Summarize the distribution of your data.

In [None]:
s = fit!(Series(KHist(25), Hist(-5:.2:5), ExpandingHist(100), Ash(ExpandingHist(1000))), randn(10^6))
plot(s, link = :x, label = ["KHist" "Hist" "ExpandingHist" "Ash"])

In [None]:
?ExpandingHist

## Summarizing 2D

#### Partition: 2D Nobs * continuous|categorical

In [None]:
y = cumsum(randn(10^6)) + 100randn(10^6)
o = Partition(KHist(10), 50)
fit!(o, y)
plot(o)

In [None]:
o = Partition(Series(Mean(), Extrema()), 50)
fit!(o, y)
plot(o)

works with categorical data too

In [None]:
y = [
    rand(["a", "a", "b", "c"], 10^3)
    rand(["a", "b", "b", "d"], 10^3)
    rand(["c", "b", "d"], 10^3)
]
o = Partition(CountMap(String), 75)
fit!(o, y)
plot(o)

#### IndexedPartition: 2D continuous * continuous|categorical

The `Partition` type can only track the number of observations in the x-axis. If you wish to plot one variable against another, you can use an `IndexedPartition`.

There is [OnlineStats.IndexedPartition](https://joshday.github.io/OnlineStats.jl/latest/dataviz/#Indexed-Partitions) and [OnlineStats.KIndexedPartition](https://joshday.github.io/OnlineStats.jl/latest/dataviz/#K-Indexed-Partitions).
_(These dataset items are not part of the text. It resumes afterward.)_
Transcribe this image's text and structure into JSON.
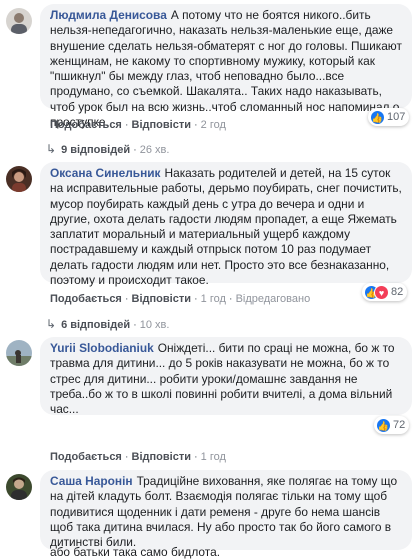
{
  "comments": [
    {
      "author": "Людмила Денисова",
      "text": "А потому что не боятся никого..бить нельзя-непедагогично, наказать нельзя-маленькие еще, даже внушение сделать нельзя-обматерят с ног до головы. Пшикают женщинам, не какому то спортивному мужику, который как \"пшикнул\" бы между глаз, чтоб неповадно было...все продумано, со съемкой. Шакалята.. Таких надо наказывать, чтоб урок был на всю жизнь..чтоб сломанный нос напоминал о проступке.",
      "like_label": "Подобається",
      "reply_label": "Відповісти",
      "time": "2 год",
      "reaction_count": "107",
      "replies_label": "9 відповідей",
      "replies_time": "26 хв."
    },
    {
      "author": "Оксана Синельник",
      "text": "Наказать родителей и детей, на 15 суток на исправительные работы, дерьмо поубирать, снег почистить, мусор поубирать каждый день с утра до вечера и одни и другие, охота делать гадости людям пропадет, а еще Яжемать заплатит моральный и материальный ущерб каждому пострадавшему и каждый отпрыск потом 10 раз подумает делать гадости людям или нет. Просто это все безнаказанно, поэтому и происходит такое.",
      "like_label": "Подобається",
      "reply_label": "Відповісти",
      "time": "1 год",
      "edited_label": "Відредаговано",
      "reaction_count": "82",
      "replies_label": "6 відповідей",
      "replies_time": "10 хв."
    },
    {
      "author": "Yurii Slobodianiuk",
      "text": "Оніждеті... бити по сраці не можна, бо ж то травма для дитини... до 5 років наказувати не можна, бо ж то стрес для дитини... робити уроки/домашнє завдання не треба..бо ж то в школі повинні робити вчителі, а дома вільний час...",
      "like_label": "Подобається",
      "reply_label": "Відповісти",
      "time": "1 год",
      "reaction_count": "72"
    },
    {
      "author": "Саша Наронін",
      "text": "Традиційне виховання, яке полягає на тому що на дітей кладуть болт. Взаємодія полягає тільки на тому щоб подивитися щоденник і дати ременя - друге бо нема шансів щоб така дитина вчилася. Ну або просто так бо його самого в дитинстві били.",
      "footer_text": "або батьки така само бидлота."
    }
  ],
  "colors": {
    "author": "#385898",
    "bubble": "#f2f3f5",
    "like": "#1877f2",
    "love": "#f33e58"
  }
}
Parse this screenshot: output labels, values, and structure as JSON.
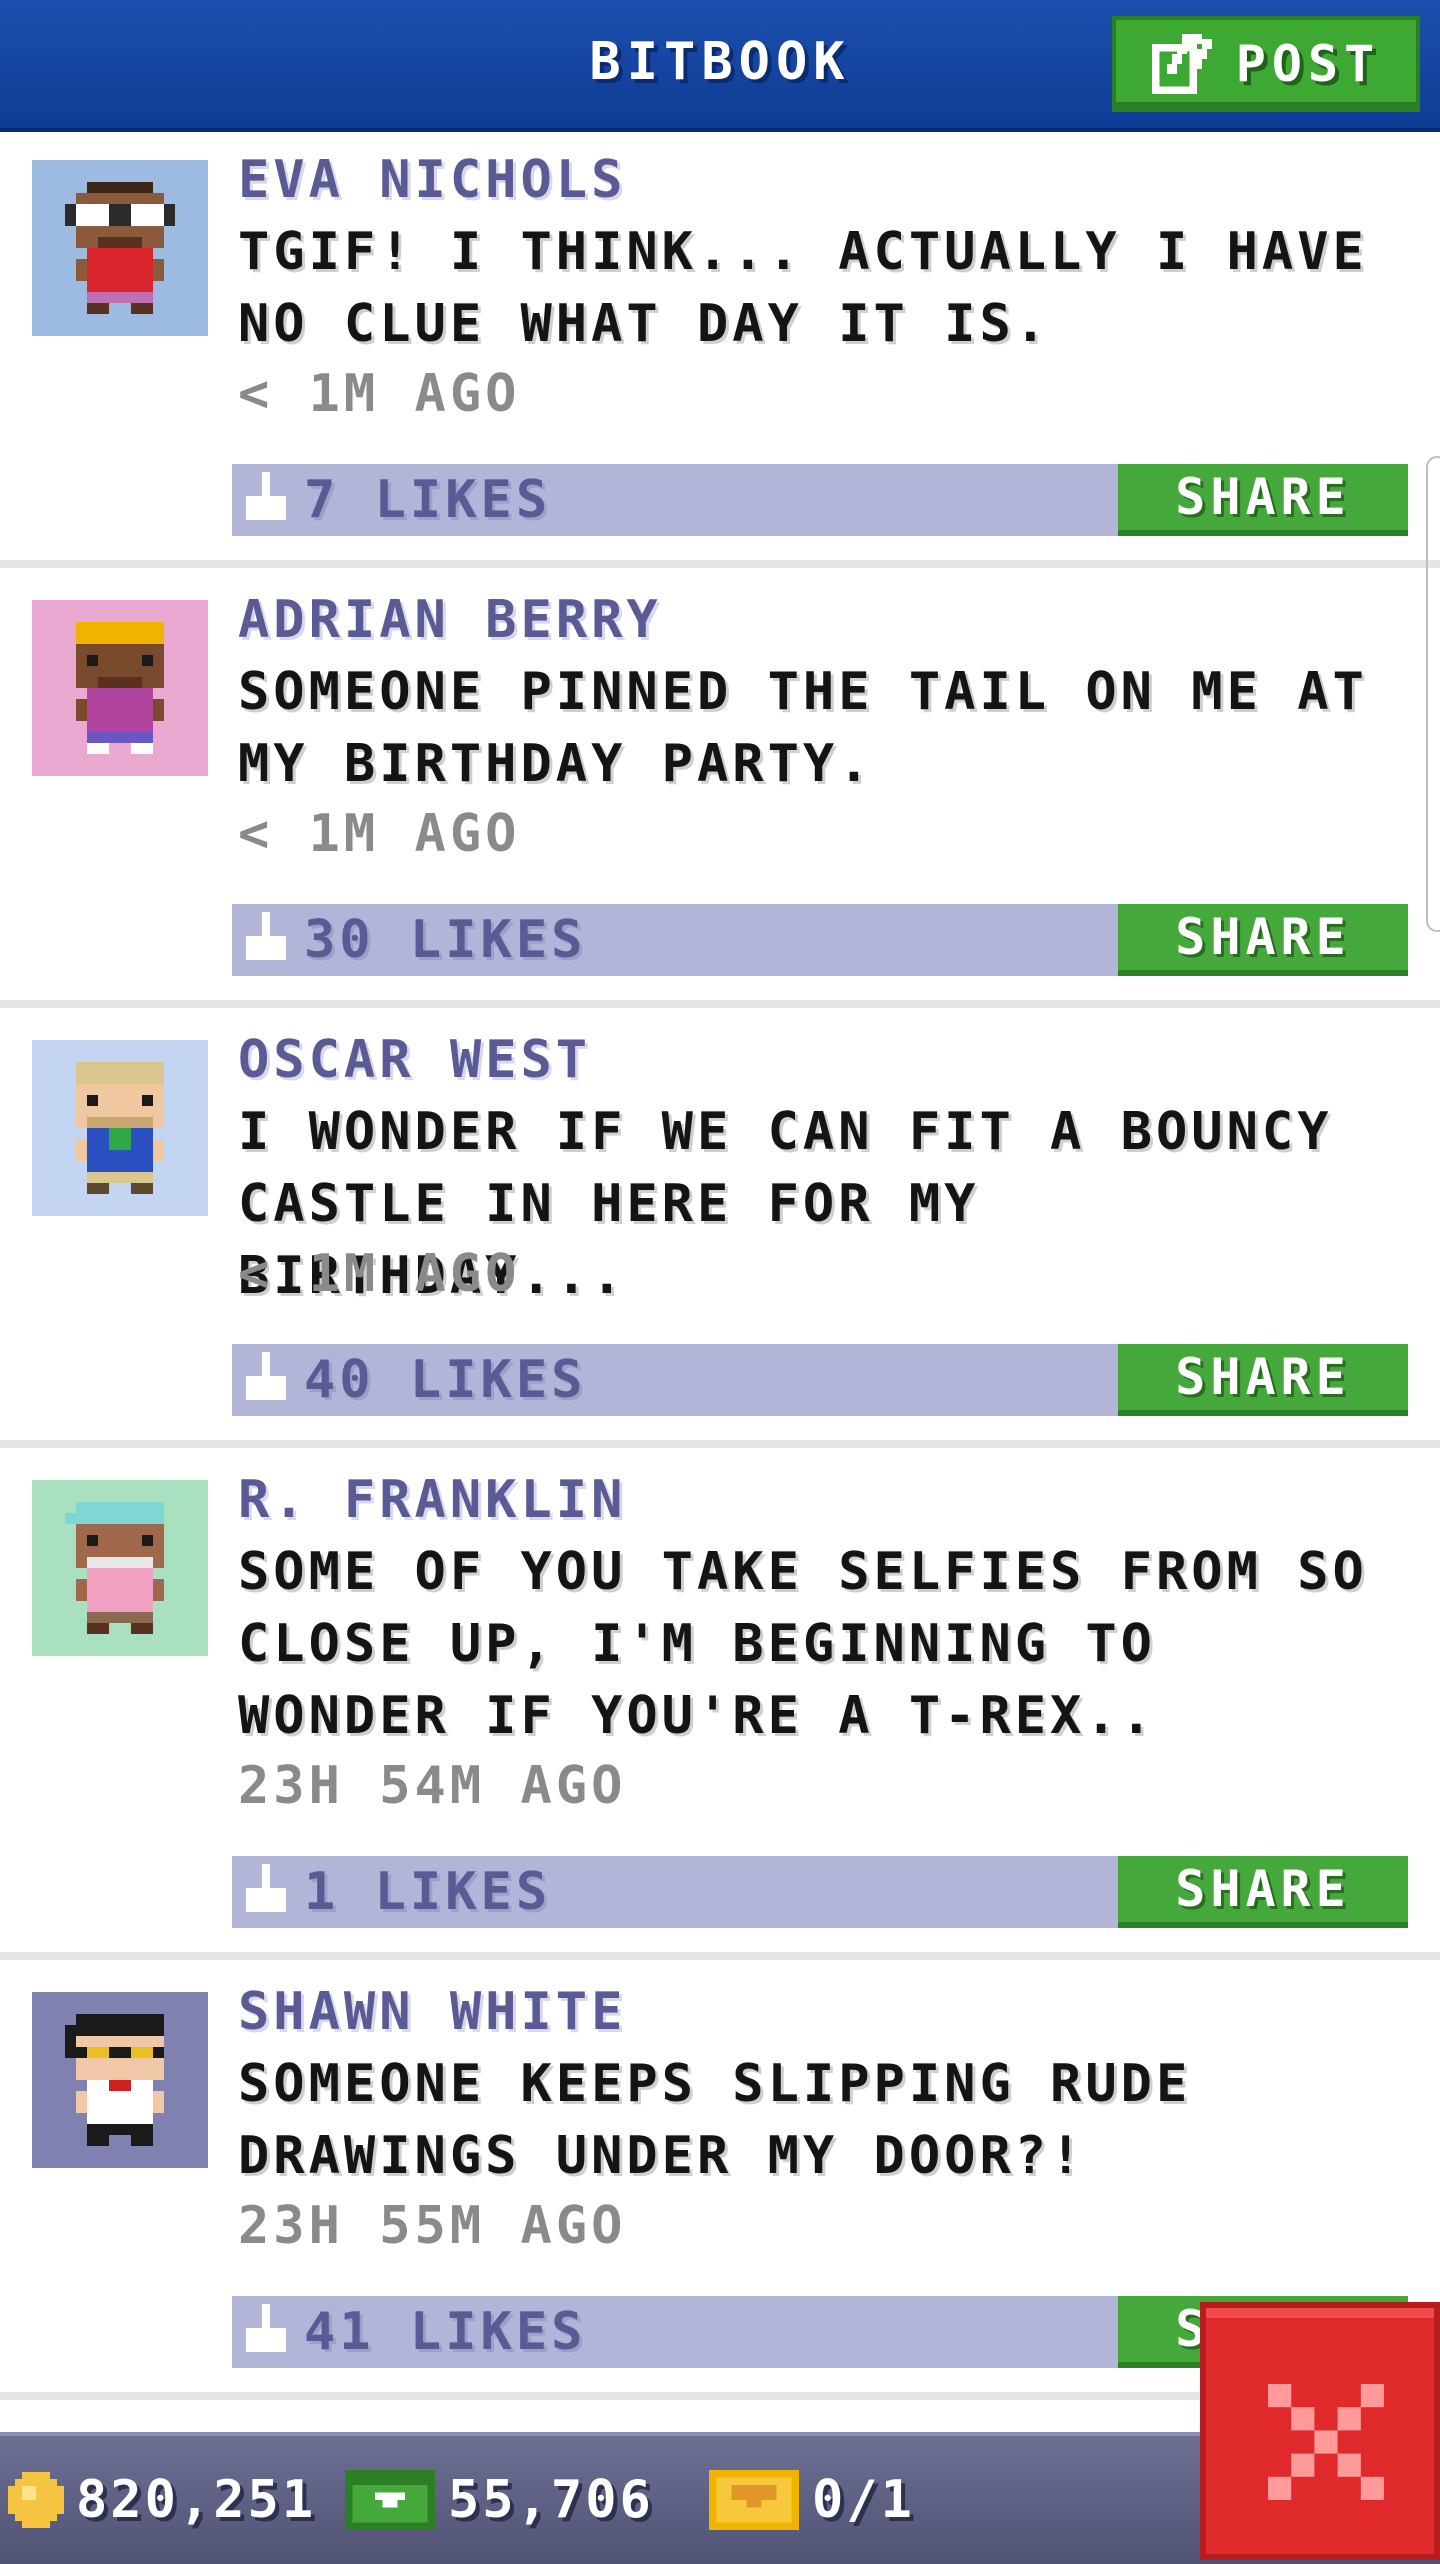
{
  "header": {
    "title": "BITBOOK",
    "post_label": "POST"
  },
  "posts": [
    {
      "name": "EVA NICHOLS",
      "text": "TGIF! I THINK... ACTUALLY I HAVE NO CLUE WHAT DAY IT IS.",
      "time": "< 1M AGO",
      "likes": "7 LIKES",
      "share_label": "SHARE",
      "avatar_bg": "#9dbbe0"
    },
    {
      "name": "ADRIAN BERRY",
      "text": "SOMEONE PINNED THE TAIL ON ME AT MY BIRTHDAY PARTY.",
      "time": "< 1M AGO",
      "likes": "30 LIKES",
      "share_label": "SHARE",
      "avatar_bg": "#e9a9d0"
    },
    {
      "name": "OSCAR WEST",
      "text": "I WONDER IF WE CAN FIT A BOUNCY CASTLE IN HERE FOR MY BIRTHDAY...",
      "time": "< 1M AGO",
      "likes": "40 LIKES",
      "share_label": "SHARE",
      "avatar_bg": "#c3d5f0"
    },
    {
      "name": "R. FRANKLIN",
      "text": "SOME OF YOU TAKE SELFIES FROM SO CLOSE UP, I'M BEGINNING TO WONDER IF YOU'RE A T-REX..",
      "time": "23H 54M AGO",
      "likes": "1 LIKES",
      "share_label": "SHARE",
      "avatar_bg": "#a9e0bf"
    },
    {
      "name": "SHAWN WHITE",
      "text": "SOMEONE KEEPS SLIPPING RUDE DRAWINGS UNDER MY DOOR?!",
      "time": "23H 55M AGO",
      "likes": "41 LIKES",
      "share_label": "SHARE",
      "avatar_bg": "#7f82b0"
    }
  ],
  "status": {
    "coins": "820,251",
    "bux": "55,706",
    "tickets": "0/1"
  },
  "colors": {
    "header": "#1c4fae",
    "accent_green": "#44a83a",
    "like_bar": "#b3b5d8",
    "close_red": "#e0292b"
  },
  "icons": [
    "post-edit-icon",
    "thumbs-up-icon",
    "coin-icon",
    "bux-icon",
    "ticket-icon",
    "close-x-icon"
  ]
}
Both are very similar, see the documentation for details.

In [None]:
x = randn(10^6)
y = x + randn(10^6)

o = fit!(IndexedPartition(Float64, KHist(10), 50), zip(x, y))
plot(o)

In [None]:
x = [rand(10^3);      rand(10^3) .* 2]
y = [rand(1:5, 10^3); rand([1, 1, 1, 2, 2], 10^3)]
o = fit!(IndexedPartition(Float64, CountMap(Int), 50), zip(x,y))
plot(o, xlab = "X", ylab = "Y")

#### Moasic: 2D categorical x categorical

In [None]:
using RDatasets
t = dataset("ggplot2", "diamonds")
o = Mosaic(eltype(t.Cut), eltype(t.Color))

fit!(o, zip(t.Cut, t.Color))
plot(o, legendtitle="Color", xlabel="Cut")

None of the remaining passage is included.